Friday, November 18, 2011

32 Days...

So...as of today and the current plan (things can always change with Bryan's work...) is to be moved or rather, on the road in 32 days.

Am I nervous? Heck yes. Am I worried about being more alone there than I have been this year? Yes, I mean who would not be worried about being hundreds of miles away from friends and family. Am I afraid of living Bryan's life and not mine? TOTALLY.

It is hard to be the person moving to a place and a home that the other person has an established group of friends, their family and their way of life. I will of course be included...but it is scary.

It is hard to move where there will be very little room/time to make new friends that are my age and share in the interests that the circle of friends I will inherit will be interested in. It is very difficult to be a 24 something year old in a world of people who are married and have families...who do not like loud, bumpin' clubs, who worry about if their child is behaving the sitter or allowing Grandma to have a relaxing night, who have bed times to follow and must eat dinner by 6 or the world will crumble...(that's dramatic...but seriously...kid schedules are INSANE and rule everyone's world around them!)

It is difficult to be the only person floundering around trying to find what they want to do with their lives...teaching in MI was a bust and it will require more schooling in MO...everyone else in "our" group has a steady job and will not be changing anytime soon. I'm 24 I am supposed to have time "figure out life" and to do the best for me...But I feel this makes me look not only like a gold digger and lazy S.O.B. but like a failure...WHICH IS UNACCEPTABLE!

WHAT ARE THE POSITIVES? Well, despite the above long list of worries, complaints and whines, there are many great opportunities that will just take some time to get used to.

Although I am individual who hates change, almost to a debilitating level (I came home and cried because our landlord moved the furniture, moved our kitchen stuff, touched our bed spread and sprayed nasty old lady smelling chemicals...) I work very hard at embracing, accepting and working with change. I know sometimes change cannot be controlled...but this HUGE change in lifestyle and well, location is MY choice and no one else's...but somehow I am still stressed...so finding the positives is what is keeping me sane and ready to move...
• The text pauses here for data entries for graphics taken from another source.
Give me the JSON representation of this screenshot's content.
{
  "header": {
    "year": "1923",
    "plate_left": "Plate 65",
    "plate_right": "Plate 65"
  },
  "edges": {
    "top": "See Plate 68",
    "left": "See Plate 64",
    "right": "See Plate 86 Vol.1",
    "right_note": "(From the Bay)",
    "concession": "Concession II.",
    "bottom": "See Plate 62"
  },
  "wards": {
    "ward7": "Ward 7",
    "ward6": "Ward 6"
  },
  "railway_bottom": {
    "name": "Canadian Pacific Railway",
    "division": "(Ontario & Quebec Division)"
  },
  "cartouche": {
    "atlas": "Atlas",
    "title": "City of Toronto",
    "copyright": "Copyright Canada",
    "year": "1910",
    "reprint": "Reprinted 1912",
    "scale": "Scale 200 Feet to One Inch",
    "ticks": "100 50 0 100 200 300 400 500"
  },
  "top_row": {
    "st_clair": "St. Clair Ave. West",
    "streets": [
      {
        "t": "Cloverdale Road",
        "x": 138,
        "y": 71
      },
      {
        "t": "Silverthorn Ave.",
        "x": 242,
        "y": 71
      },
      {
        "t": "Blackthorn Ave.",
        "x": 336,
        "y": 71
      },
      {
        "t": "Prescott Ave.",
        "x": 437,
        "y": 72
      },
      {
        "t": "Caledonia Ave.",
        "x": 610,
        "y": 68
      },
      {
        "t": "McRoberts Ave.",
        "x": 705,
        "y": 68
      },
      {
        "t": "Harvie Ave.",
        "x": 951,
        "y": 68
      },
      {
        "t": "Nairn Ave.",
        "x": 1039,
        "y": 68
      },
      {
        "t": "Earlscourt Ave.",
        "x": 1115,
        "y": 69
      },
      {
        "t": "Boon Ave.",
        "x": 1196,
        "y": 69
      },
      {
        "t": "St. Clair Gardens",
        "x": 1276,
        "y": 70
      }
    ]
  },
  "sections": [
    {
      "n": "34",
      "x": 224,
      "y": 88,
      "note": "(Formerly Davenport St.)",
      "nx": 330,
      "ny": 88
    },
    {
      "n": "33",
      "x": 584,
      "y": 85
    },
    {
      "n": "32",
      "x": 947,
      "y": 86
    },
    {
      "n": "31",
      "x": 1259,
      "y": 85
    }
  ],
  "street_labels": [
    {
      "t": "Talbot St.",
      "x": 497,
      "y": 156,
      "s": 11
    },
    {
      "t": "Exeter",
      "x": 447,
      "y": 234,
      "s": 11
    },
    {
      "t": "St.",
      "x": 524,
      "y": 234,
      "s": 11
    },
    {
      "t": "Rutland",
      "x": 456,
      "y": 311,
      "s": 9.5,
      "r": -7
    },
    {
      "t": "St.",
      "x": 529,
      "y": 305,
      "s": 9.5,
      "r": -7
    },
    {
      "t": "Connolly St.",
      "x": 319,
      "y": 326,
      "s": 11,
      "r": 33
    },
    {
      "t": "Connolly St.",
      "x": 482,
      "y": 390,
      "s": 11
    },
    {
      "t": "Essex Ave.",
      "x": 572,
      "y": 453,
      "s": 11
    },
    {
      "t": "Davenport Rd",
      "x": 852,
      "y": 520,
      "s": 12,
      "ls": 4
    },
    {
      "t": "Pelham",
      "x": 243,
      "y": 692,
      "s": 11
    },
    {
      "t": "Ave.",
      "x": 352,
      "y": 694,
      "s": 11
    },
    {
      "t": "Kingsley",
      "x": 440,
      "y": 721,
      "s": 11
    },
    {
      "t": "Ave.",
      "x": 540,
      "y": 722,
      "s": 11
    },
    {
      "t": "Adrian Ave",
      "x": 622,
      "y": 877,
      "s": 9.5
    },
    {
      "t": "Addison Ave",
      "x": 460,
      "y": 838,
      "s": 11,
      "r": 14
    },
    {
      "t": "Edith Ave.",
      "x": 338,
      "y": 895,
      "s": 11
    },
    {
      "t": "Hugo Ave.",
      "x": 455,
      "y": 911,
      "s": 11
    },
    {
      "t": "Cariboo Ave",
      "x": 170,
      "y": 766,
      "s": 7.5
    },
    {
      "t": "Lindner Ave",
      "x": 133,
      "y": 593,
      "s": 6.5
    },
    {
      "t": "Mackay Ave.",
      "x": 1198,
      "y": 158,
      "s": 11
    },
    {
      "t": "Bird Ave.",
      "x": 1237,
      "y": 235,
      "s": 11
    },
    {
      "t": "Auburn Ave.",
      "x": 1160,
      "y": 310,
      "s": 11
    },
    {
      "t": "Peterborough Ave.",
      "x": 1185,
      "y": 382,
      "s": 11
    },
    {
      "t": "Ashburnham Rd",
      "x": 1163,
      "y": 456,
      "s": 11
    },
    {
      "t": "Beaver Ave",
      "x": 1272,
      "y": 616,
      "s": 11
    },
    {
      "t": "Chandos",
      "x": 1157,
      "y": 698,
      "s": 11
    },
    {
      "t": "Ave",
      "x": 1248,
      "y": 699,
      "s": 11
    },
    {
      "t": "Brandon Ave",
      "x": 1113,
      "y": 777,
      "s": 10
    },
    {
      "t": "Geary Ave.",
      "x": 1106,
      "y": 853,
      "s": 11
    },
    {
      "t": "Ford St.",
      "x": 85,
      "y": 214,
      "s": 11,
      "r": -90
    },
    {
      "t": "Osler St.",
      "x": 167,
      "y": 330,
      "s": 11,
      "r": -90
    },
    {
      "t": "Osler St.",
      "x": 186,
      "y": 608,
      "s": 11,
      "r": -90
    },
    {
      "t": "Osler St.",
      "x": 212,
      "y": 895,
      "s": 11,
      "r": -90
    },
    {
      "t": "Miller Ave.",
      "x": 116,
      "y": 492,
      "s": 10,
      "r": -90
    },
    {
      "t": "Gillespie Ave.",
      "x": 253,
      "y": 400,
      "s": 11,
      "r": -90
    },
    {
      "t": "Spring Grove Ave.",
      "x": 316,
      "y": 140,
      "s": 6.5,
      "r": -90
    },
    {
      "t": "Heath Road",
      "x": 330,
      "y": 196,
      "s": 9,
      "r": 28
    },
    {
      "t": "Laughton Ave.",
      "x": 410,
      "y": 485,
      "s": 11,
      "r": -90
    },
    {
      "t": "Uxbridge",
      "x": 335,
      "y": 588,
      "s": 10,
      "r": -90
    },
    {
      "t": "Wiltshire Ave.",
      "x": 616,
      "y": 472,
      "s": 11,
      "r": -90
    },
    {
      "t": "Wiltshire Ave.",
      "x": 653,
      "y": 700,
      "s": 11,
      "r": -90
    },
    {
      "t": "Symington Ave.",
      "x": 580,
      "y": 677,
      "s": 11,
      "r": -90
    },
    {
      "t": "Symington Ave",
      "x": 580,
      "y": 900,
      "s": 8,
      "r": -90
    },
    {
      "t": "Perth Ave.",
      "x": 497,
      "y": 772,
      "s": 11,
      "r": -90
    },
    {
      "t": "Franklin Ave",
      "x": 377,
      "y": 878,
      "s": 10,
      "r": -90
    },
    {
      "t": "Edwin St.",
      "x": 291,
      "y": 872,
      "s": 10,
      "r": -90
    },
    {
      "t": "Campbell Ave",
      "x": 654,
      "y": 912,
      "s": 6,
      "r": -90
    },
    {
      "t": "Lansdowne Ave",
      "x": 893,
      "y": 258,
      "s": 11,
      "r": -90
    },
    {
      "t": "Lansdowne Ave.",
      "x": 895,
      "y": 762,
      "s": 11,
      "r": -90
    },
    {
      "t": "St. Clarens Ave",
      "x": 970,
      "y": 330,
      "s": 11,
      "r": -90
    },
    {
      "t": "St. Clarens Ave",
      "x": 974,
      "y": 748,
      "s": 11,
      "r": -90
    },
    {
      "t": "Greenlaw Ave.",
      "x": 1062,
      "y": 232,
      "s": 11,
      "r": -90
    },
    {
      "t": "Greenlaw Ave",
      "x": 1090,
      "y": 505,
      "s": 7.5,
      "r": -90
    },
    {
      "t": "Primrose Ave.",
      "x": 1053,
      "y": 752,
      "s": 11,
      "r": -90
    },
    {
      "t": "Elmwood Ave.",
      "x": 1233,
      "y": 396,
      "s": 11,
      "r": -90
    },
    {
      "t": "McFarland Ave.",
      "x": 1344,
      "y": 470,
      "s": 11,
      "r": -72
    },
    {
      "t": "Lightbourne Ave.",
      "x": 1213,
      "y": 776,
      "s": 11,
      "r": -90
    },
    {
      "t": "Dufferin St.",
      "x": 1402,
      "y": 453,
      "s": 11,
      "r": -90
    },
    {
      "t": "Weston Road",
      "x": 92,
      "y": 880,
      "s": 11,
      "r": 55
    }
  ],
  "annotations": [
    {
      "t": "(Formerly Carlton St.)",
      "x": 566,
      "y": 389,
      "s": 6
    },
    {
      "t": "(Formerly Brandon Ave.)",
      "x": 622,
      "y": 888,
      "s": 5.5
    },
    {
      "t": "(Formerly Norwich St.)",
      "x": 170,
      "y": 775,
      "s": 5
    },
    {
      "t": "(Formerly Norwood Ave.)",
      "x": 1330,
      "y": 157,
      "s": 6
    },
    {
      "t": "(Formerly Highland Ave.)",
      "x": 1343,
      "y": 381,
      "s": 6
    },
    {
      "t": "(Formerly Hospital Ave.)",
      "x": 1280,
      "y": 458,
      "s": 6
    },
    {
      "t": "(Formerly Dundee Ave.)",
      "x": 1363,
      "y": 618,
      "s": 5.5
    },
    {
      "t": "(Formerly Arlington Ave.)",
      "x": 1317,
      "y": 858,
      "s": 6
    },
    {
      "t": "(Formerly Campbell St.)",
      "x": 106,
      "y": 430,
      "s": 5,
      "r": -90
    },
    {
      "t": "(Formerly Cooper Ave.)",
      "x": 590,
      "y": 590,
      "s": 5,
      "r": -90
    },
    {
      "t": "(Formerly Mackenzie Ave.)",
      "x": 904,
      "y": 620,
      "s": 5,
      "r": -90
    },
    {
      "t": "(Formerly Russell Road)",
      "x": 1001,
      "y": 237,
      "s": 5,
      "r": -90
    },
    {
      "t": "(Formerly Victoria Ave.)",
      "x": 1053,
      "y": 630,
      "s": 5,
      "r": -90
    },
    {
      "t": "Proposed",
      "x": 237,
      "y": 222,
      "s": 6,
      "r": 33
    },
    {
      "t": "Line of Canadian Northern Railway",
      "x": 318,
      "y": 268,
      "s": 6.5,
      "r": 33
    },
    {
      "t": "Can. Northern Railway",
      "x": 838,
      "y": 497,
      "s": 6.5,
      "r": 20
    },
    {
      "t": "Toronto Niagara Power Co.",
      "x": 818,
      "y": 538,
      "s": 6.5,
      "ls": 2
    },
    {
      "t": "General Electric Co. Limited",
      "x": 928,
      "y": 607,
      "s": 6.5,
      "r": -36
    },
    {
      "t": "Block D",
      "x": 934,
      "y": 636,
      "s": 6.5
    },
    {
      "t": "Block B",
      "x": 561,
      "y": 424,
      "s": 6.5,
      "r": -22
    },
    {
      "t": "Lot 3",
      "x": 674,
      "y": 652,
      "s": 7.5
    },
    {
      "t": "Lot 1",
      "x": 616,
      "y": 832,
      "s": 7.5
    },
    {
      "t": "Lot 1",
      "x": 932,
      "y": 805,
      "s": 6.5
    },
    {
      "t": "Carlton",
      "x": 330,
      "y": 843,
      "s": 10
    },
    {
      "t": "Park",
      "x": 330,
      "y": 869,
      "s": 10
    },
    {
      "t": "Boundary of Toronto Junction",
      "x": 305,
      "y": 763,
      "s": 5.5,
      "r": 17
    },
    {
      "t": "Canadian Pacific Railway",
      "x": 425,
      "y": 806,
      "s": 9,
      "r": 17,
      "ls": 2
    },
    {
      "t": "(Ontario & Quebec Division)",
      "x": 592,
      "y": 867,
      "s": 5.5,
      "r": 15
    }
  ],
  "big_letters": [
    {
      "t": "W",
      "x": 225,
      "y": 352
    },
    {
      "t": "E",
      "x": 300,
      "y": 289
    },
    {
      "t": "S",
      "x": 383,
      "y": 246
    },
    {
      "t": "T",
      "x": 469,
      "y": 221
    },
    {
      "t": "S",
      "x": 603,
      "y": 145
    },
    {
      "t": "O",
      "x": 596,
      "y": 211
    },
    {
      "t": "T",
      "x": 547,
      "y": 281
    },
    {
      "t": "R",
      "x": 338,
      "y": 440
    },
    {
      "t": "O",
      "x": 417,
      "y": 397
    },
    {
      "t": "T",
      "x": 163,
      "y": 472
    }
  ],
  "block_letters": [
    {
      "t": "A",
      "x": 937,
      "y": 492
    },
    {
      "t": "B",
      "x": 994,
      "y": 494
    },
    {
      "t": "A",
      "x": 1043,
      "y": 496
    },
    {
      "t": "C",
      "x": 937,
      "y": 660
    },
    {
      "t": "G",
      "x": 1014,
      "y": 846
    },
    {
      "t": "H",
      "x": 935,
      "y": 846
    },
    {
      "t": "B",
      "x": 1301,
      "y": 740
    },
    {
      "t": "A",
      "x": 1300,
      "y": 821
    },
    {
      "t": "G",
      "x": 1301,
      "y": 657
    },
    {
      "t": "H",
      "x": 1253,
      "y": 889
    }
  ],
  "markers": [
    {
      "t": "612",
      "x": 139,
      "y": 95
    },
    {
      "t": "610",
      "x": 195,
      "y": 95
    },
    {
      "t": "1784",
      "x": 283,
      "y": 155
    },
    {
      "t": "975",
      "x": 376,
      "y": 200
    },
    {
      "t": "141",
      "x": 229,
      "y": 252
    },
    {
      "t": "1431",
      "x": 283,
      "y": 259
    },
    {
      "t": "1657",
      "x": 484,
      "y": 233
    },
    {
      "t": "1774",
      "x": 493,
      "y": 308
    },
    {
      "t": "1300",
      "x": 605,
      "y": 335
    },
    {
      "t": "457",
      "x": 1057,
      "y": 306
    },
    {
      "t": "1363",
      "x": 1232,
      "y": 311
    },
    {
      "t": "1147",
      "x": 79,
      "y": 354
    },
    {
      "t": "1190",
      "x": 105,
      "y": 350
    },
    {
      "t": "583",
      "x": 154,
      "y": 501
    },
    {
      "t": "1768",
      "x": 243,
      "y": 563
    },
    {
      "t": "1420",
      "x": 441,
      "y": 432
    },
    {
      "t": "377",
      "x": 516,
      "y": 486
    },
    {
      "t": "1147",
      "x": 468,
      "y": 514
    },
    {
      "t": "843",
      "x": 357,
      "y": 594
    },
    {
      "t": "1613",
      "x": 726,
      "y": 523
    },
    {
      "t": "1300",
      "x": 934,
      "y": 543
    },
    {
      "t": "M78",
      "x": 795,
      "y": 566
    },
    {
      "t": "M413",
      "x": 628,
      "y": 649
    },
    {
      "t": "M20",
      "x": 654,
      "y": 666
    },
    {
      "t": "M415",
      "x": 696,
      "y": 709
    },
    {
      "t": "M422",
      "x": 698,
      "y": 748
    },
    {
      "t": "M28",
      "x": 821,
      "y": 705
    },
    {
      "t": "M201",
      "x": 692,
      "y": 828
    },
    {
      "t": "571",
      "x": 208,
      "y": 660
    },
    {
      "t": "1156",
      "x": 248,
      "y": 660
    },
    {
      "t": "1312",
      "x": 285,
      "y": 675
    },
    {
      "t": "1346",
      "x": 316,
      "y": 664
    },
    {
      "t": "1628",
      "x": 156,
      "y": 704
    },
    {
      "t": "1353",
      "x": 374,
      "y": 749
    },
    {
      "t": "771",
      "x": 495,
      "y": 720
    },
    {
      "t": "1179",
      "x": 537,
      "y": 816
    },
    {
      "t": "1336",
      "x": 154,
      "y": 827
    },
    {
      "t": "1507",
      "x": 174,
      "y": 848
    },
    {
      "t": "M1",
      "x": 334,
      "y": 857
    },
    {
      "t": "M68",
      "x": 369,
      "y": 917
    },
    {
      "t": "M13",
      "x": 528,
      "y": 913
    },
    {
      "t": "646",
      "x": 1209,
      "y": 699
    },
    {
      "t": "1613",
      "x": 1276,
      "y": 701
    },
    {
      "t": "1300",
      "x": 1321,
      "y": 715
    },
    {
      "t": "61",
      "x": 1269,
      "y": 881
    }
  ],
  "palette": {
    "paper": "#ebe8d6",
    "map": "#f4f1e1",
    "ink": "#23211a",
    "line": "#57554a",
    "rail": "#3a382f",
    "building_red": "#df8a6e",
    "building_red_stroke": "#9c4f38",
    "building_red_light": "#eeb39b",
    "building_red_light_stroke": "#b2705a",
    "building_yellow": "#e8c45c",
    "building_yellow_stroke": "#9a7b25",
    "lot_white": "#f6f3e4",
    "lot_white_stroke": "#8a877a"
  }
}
1. In such a crazy short time I have fallen head over heals for this guy (he has also fallen head over heels) who happens to be from the Show Me State. He has a fabulous job that can keep us in the STL or can move us all over the country year after year and he has no say in what happens (I hope the next project is the one in Hawaii...that'd be a great move!). Point being...if I still had a teaching job we could not stay in Michigan...because who's job should we follow..the unstable teacher or the stable Clayco job...I can teach most anywhere or make do with any stupid, piddly part-time job. I will move anywhere he does...because I know if roles were reversed he would do the same. We share so many interests and LOVE spending every minute we can together. I'd say it's worth moving anywhere and everywhere to be with the one person who completes you and accepts you.

2. It's an adventure to live somewhere else. Even though I have been there many, many, many times in the past 9 months it will still be new and different for me. There is only so much you can do when you're there for three days and the limited time is spent visiting everyone like: traveling to the farm, working on the farm, hangin' with friends, and maybe having time to paint and clean and prepare the house for a new life. although I have been there there's so much to still experience. So, I am excited to go there and have time to experience everything that there is! (and perhaps I will have a small dog to explore with!!! YAYYYY!) LOL

3. It will be fun to try to find a job or to figure out what I can do with a unusable teaching degree. Afterall, I've been applying for jobs for three months...so hopefully something will work out and come to be a reality! So although I DETEST the job hunt and just did it in MI...I kind of look forward to finding something in MO. I feel there are so many options and that I will FIND the one thing that is better than teaching...or equal to it!

4. I am excited to work on the house. The house is awesome. It is better than anything I could have imagined. It is cute and retro and ready to be loved (Bryan has failed to love it... he has only shown it like...LOL). It will be fabulous to create something that is ours and that is what we would like to live in. We want to have a place to live, love and grow and to entertain our friends and family. The backyard already has a dog fence that is perfect for the mini pet I will be allowed to get...SO that is all taken care of! ;) I love the feeling of accomplishment we get with our first time paint jobs and re-decorating of a room--we may not be awesome at it but we are learning and as we create and the end product will be amazing!

5. I look forward to the time that we get to spend with Bryan's good friends, Bryan's Family and the time we get to spend having my family and friends come over and see my new life outside of the watery mitten. I am excited to see what things we do with our friends and families and the other people that we pick up on the way!

There are so many worries that I have been struggling with the last two months...my hopes are that in the next 32 days (preferably earlier) that they go away or are more at peace...I am sure this is an impossible feat! It will be a bittersweet moment when we pack up what will remain at the condo, hop into our cars and start heading West to Missouri. There will be tears and probably a HUGE ball of worry and sadness but what will lie ahead on I-70 is a great adventure!